Interracting with Metal PointCloud

I am trying to build an App that allows the user to interact (tap in the view to get 3D coordinates of the tapped location) with a MTKView and the Point Cloud that is drawn on it, using SwiftUI.

Based on the Displaying a Point Cloud Using Scene Depth sample App I managed to save a frame and the needed data to draw the captured image in the MTKView. From what I read from this post, I need to store a given set of information (depthMap / capturedImage /...) to be able to access the 3D data of each point. I am not sure to understand fully how to do this.

I suppose that, by multiplying the cameraIntrinsicsInversed matrix by the localToWorld matrix and depthMap, I can recreate a 3D map of the captured image?

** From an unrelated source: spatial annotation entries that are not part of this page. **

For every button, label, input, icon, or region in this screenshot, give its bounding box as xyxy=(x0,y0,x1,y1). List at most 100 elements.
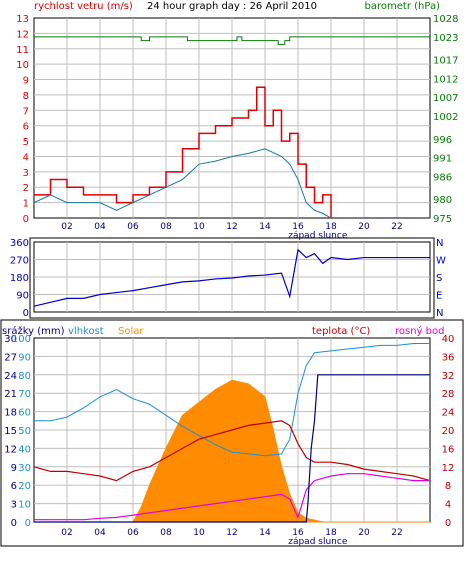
wind-tick-label: 1 xyxy=(23,199,29,210)
x-tick-label: 10 xyxy=(193,528,205,538)
pressure-tick-label: 975 xyxy=(433,214,452,225)
humidity-tick-label: 10 xyxy=(18,500,31,511)
humidity-tick-label: 80 xyxy=(18,371,31,382)
x-tick-label: 14 xyxy=(259,222,271,232)
humidity-legend-label: vlhkost xyxy=(68,326,104,337)
direction-outer-frame xyxy=(29,237,435,319)
wind-direction-series xyxy=(33,248,430,307)
temperature-outer-frame xyxy=(0,319,464,547)
humidity-tick-label: 0 xyxy=(25,518,31,529)
wind-axis-label: rychlost vetru (m/s) xyxy=(34,1,133,12)
x-tick-label: 18 xyxy=(325,528,337,538)
humidity-tick-label: 20 xyxy=(18,481,31,492)
x-tick-label: 16 xyxy=(292,528,304,538)
x-tick-label: 12 xyxy=(226,222,237,232)
solar-legend-label: Solar xyxy=(118,326,144,337)
humidity-tick-label: 70 xyxy=(18,389,31,400)
x-tick-label: 02 xyxy=(61,528,72,538)
pressure-tick-label: 1007 xyxy=(433,93,458,104)
direction-tick-label: 0 xyxy=(23,308,29,319)
wind-tick-label: 0 xyxy=(23,214,29,225)
rain-tick-label: 9 xyxy=(11,463,17,474)
x-tick-label: 04 xyxy=(94,528,106,538)
wind-tick-label: 8 xyxy=(23,91,29,102)
wind-tick-label: 3 xyxy=(23,168,29,179)
pressure-series xyxy=(34,36,430,45)
pressure-tick-label: 1002 xyxy=(433,112,458,123)
humidity-tick-label: 30 xyxy=(18,463,31,474)
pressure-tick-label: 1023 xyxy=(433,33,458,44)
compass-tick-label: S xyxy=(436,273,442,284)
humidity-tick-label: 60 xyxy=(18,408,31,419)
x-tick-label: 02 xyxy=(61,222,72,232)
wind-tick-label: 13 xyxy=(16,14,29,25)
wind-average-series xyxy=(33,148,430,219)
x-tick-label: 12 xyxy=(226,528,237,538)
rain-tick-label: 18 xyxy=(4,408,17,419)
wind-tick-label: 6 xyxy=(23,122,29,133)
x-tick-label: 22 xyxy=(391,222,402,232)
dewpoint-legend-label: rosný bod xyxy=(395,325,444,337)
pressure-axis-label: barometr (hPa) xyxy=(365,1,441,12)
x-tick-label: 10 xyxy=(193,222,205,232)
solar-series xyxy=(34,379,430,523)
x-tick-label: 06 xyxy=(127,222,139,232)
temperature-tick-label: 12 xyxy=(442,463,455,474)
wind-tick-label: 7 xyxy=(23,106,29,117)
pressure-tick-label: 1012 xyxy=(433,74,458,85)
compass-tick-label: N xyxy=(436,308,443,319)
x-tick-label: 18 xyxy=(325,222,337,232)
temperature-tick-label: 28 xyxy=(442,389,455,400)
rain-tick-label: 6 xyxy=(11,481,17,492)
x-tick-label: 04 xyxy=(94,222,106,232)
rain-legend-label: srážky (mm) xyxy=(2,325,65,337)
wind-tick-label: 11 xyxy=(16,45,29,56)
temperature-series xyxy=(33,420,431,482)
wind-tick-label: 2 xyxy=(23,183,29,194)
humidity-tick-label: 90 xyxy=(18,352,31,363)
direction-tick-label: 90 xyxy=(16,291,29,302)
graph-title: 24 hour graph day : 26 April 2010 xyxy=(147,1,317,12)
temperature-tick-label: 16 xyxy=(442,444,455,455)
temperature-tick-label: 8 xyxy=(445,481,451,492)
compass-tick-label: N xyxy=(436,238,443,249)
temperature-tick-label: 20 xyxy=(442,426,455,437)
x-tick-label: 06 xyxy=(127,528,139,538)
rain-tick-label: 3 xyxy=(11,500,17,511)
pressure-tick-label: 991 xyxy=(433,154,452,165)
pressure-tick-label: 986 xyxy=(433,172,452,183)
x-tick-label: 20 xyxy=(358,222,370,232)
direction-tick-label: 270 xyxy=(10,256,29,267)
rain-tick-label: 0 xyxy=(11,518,17,529)
humidity-tick-label: 50 xyxy=(18,426,31,437)
x-tick-label: 22 xyxy=(391,528,402,538)
temperature-tick-label: 0 xyxy=(445,518,451,529)
wind-tick-label: 5 xyxy=(23,137,29,148)
rain-tick-label: 21 xyxy=(4,389,17,400)
wind-tick-label: 10 xyxy=(16,60,29,71)
rain-tick-label: 27 xyxy=(4,352,17,363)
dewpoint-series xyxy=(34,473,430,521)
sunset-annotation: západ slunce xyxy=(288,537,348,547)
direction-tick-label: 360 xyxy=(10,238,29,249)
temperature-tick-label: 36 xyxy=(442,352,455,363)
x-tick-label: 20 xyxy=(358,528,370,538)
humidity-tick-label: 40 xyxy=(18,444,31,455)
pressure-tick-label: 996 xyxy=(433,135,452,146)
temperature-tick-label: 32 xyxy=(442,371,455,382)
compass-tick-label: E xyxy=(436,291,442,302)
pressure-tick-label: 1017 xyxy=(433,56,458,67)
rain-tick-label: 12 xyxy=(4,444,17,455)
humidity-tick-label: 100 xyxy=(12,334,31,345)
pressure-tick-label: 980 xyxy=(433,195,452,206)
pressure-tick-label: 1028 xyxy=(433,14,458,25)
sunset-annotation: západ slunce xyxy=(288,231,348,241)
x-tick-label: 14 xyxy=(259,528,271,538)
compass-tick-label: W xyxy=(436,256,446,267)
rain-tick-label: 24 xyxy=(4,371,17,382)
chart-layer: 0123456789101112139759809869919961002100… xyxy=(0,14,464,547)
wind-tick-label: 12 xyxy=(16,29,29,40)
wind-speed-series xyxy=(34,86,430,219)
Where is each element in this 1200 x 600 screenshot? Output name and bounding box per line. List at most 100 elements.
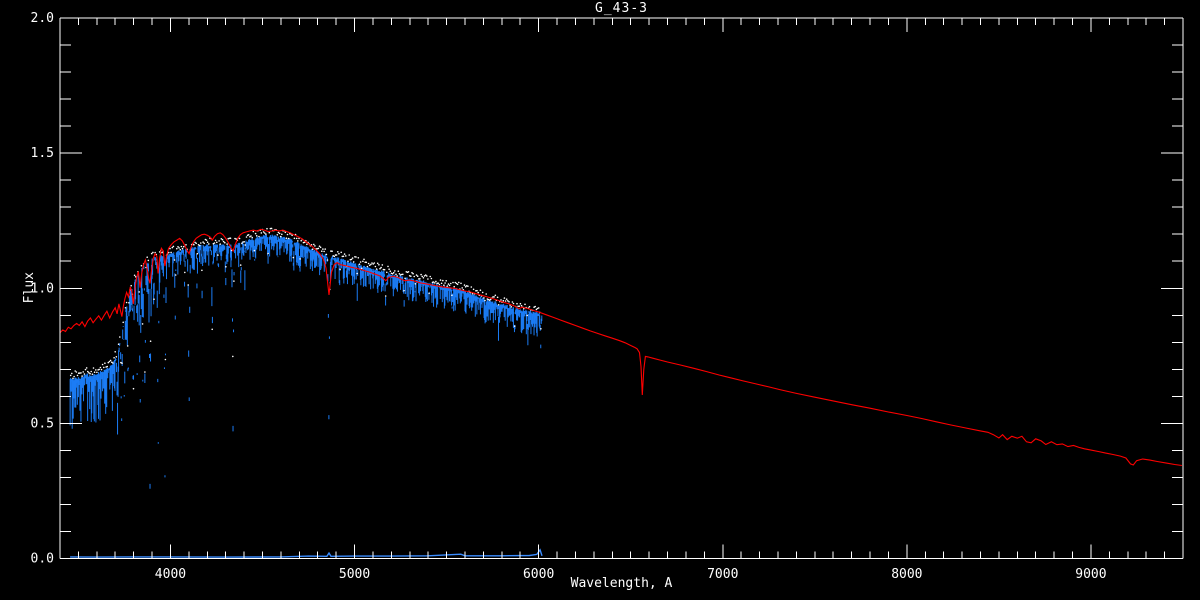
- observed-dot: [382, 268, 385, 271]
- observed-dot: [380, 266, 382, 269]
- observed-dot: [330, 250, 332, 252]
- observed-dot: [422, 277, 425, 279]
- observed-dot: [176, 247, 178, 250]
- observed-dot: [181, 247, 184, 250]
- observed-dot: [126, 345, 129, 347]
- observed-dot: [500, 299, 502, 301]
- observed-dot: [172, 245, 175, 248]
- observed-dot: [452, 281, 454, 284]
- observed-dot: [93, 371, 96, 374]
- observed-dot: [253, 249, 256, 252]
- observed-dot: [366, 265, 369, 268]
- observed-dot: [300, 239, 303, 242]
- observed-dot: [258, 235, 260, 238]
- observed-dot: [376, 262, 379, 265]
- x-tick-label: 5000: [339, 567, 370, 582]
- observed-dot: [302, 241, 305, 244]
- observed-dot: [350, 258, 353, 261]
- observed-dot: [125, 301, 128, 304]
- x-tick-label: 4000: [155, 567, 186, 582]
- observed-dot: [404, 277, 406, 280]
- observed-dot: [303, 241, 306, 244]
- observed-dot: [523, 307, 525, 310]
- observed-dot: [403, 289, 405, 292]
- observed-dot: [477, 291, 480, 294]
- observed-dot: [124, 307, 127, 309]
- observed-dot: [106, 365, 108, 368]
- observed-dot: [130, 284, 132, 287]
- observed-dot: [430, 277, 433, 280]
- observed-dot: [85, 367, 88, 369]
- observed-dot: [339, 268, 341, 271]
- observed-dot: [325, 253, 328, 256]
- observed-dot: [238, 237, 241, 240]
- observed-dot: [287, 237, 290, 240]
- observed-dot: [413, 275, 416, 278]
- observed-dot: [179, 248, 182, 251]
- observed-dot: [443, 284, 445, 287]
- observed-dot: [351, 257, 354, 259]
- observed-dot: [493, 296, 495, 298]
- observed-dot: [371, 262, 373, 264]
- axes: [59, 17, 1184, 559]
- observed-dot: [171, 246, 174, 249]
- observed-dot: [438, 283, 441, 286]
- y-tick-label: 2.0: [31, 11, 54, 26]
- x-tick-label: 7000: [707, 567, 738, 582]
- x-tick-label: 8000: [891, 567, 922, 582]
- observed-dot: [270, 227, 273, 230]
- observed-dot: [395, 273, 397, 276]
- observed-dot: [458, 281, 460, 284]
- observed-dot: [144, 371, 146, 373]
- observed-dot: [263, 232, 266, 234]
- observed-dot: [122, 321, 124, 324]
- observed-dot: [391, 273, 394, 275]
- observed-dot: [88, 372, 90, 374]
- observed-dot: [254, 232, 257, 235]
- observed-dot: [72, 377, 74, 380]
- error-spectrum-line: [70, 548, 543, 558]
- observed-dot: [337, 251, 339, 253]
- observed-dot: [233, 280, 235, 282]
- observed-dot: [516, 302, 518, 305]
- observed-dot: [412, 272, 414, 275]
- observed-dot: [445, 280, 448, 282]
- observed-dot: [152, 251, 154, 254]
- observed-dot: [484, 299, 486, 302]
- y-tick-label: 1.5: [31, 146, 54, 161]
- observed-dot: [184, 271, 186, 274]
- observed-dot: [357, 257, 360, 259]
- observed-dot: [82, 371, 84, 373]
- x-tick-label: 6000: [523, 567, 554, 582]
- observed-dot: [368, 264, 371, 267]
- observed-dot: [387, 265, 389, 268]
- observed-dot: [286, 233, 289, 236]
- observed-dot: [83, 373, 86, 375]
- observed-dot: [115, 356, 118, 358]
- observed-dot: [196, 252, 199, 255]
- observed-dot: [241, 242, 243, 245]
- observed-dot: [362, 260, 364, 263]
- observed-dot: [372, 263, 375, 265]
- observed-spectrum-line: [69, 234, 543, 489]
- observed-dot: [112, 362, 114, 364]
- observed-dot: [92, 367, 95, 369]
- observed-dot: [279, 235, 282, 238]
- observed-dot: [99, 366, 102, 369]
- observed-dot: [224, 241, 226, 244]
- observed-dot: [338, 252, 340, 255]
- observed-dot: [464, 286, 467, 288]
- observed-dot: [267, 252, 269, 255]
- observed-dot: [276, 234, 279, 236]
- observed-dot: [299, 258, 301, 260]
- y-tick-label: 0.0: [31, 552, 54, 567]
- observed-dot: [216, 241, 218, 244]
- observed-dot: [211, 328, 213, 331]
- observed-dot: [170, 251, 172, 254]
- observed-dot: [306, 243, 308, 246]
- y-tick-label: 0.5: [31, 416, 54, 431]
- observed-dot: [228, 237, 231, 240]
- observed-dot: [260, 232, 263, 234]
- observed-dot: [107, 361, 110, 364]
- observed-dot: [277, 231, 280, 234]
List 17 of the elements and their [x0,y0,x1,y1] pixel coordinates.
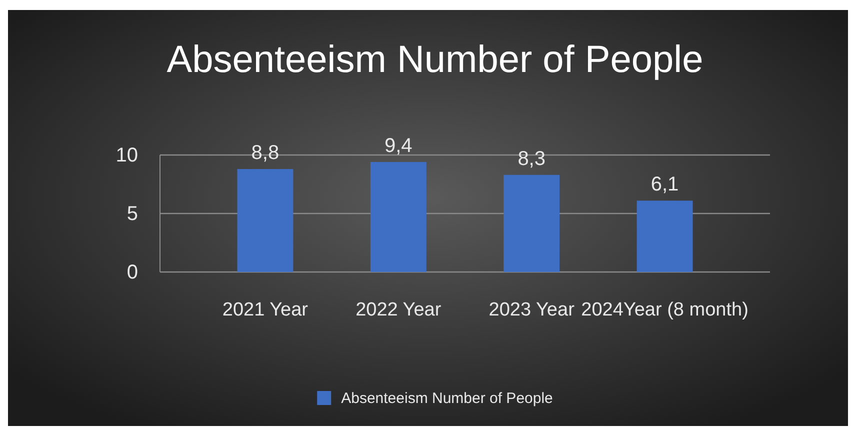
y-tick-label: 5 [126,202,138,225]
x-tick-label: 2021 Year [222,299,309,320]
data-label: 8,3 [518,148,546,170]
x-tick-label: 2023 Year [488,299,576,320]
y-tick-label: 10 [116,144,138,166]
bar [370,162,426,272]
data-label: 9,4 [384,135,412,158]
data-label: 6,1 [650,174,679,196]
legend-label: Absenteeism Number of People [341,390,553,407]
data-label: 8,8 [251,142,280,164]
x-tick-label: 2022 Year [356,299,442,320]
chart-title: Absenteeism Number of People [166,39,704,81]
bar [504,174,560,272]
y-tick-label: 0 [126,261,138,284]
x-tick-label: 2024Year (8 month) [581,299,748,320]
bar [636,200,693,272]
bar [237,169,294,272]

Once the 3D map is created I would have a 256x192 matrix that maps each pixel to it's 3D coordinates. Which would mean that, when tapping in the MTKView, I would have to fetch the coordinates for the pressed location which can then be shown to the user.

However the MTKView is way bigger than the drawn image. On top of that I would expect the drawn image to be either 256x192 pixels or a ratio of the capturedImage over the depthMap, which is not the case.

Is there a way to fit the drawn image to the whole MTKView? Do I need to set a frame for the MTKView? If so, what should be the size of it since I cannot seem to find the size of the drawn image.

Is my train of thought correct or am I missing some information to make this possible? Any help would be much appreciated!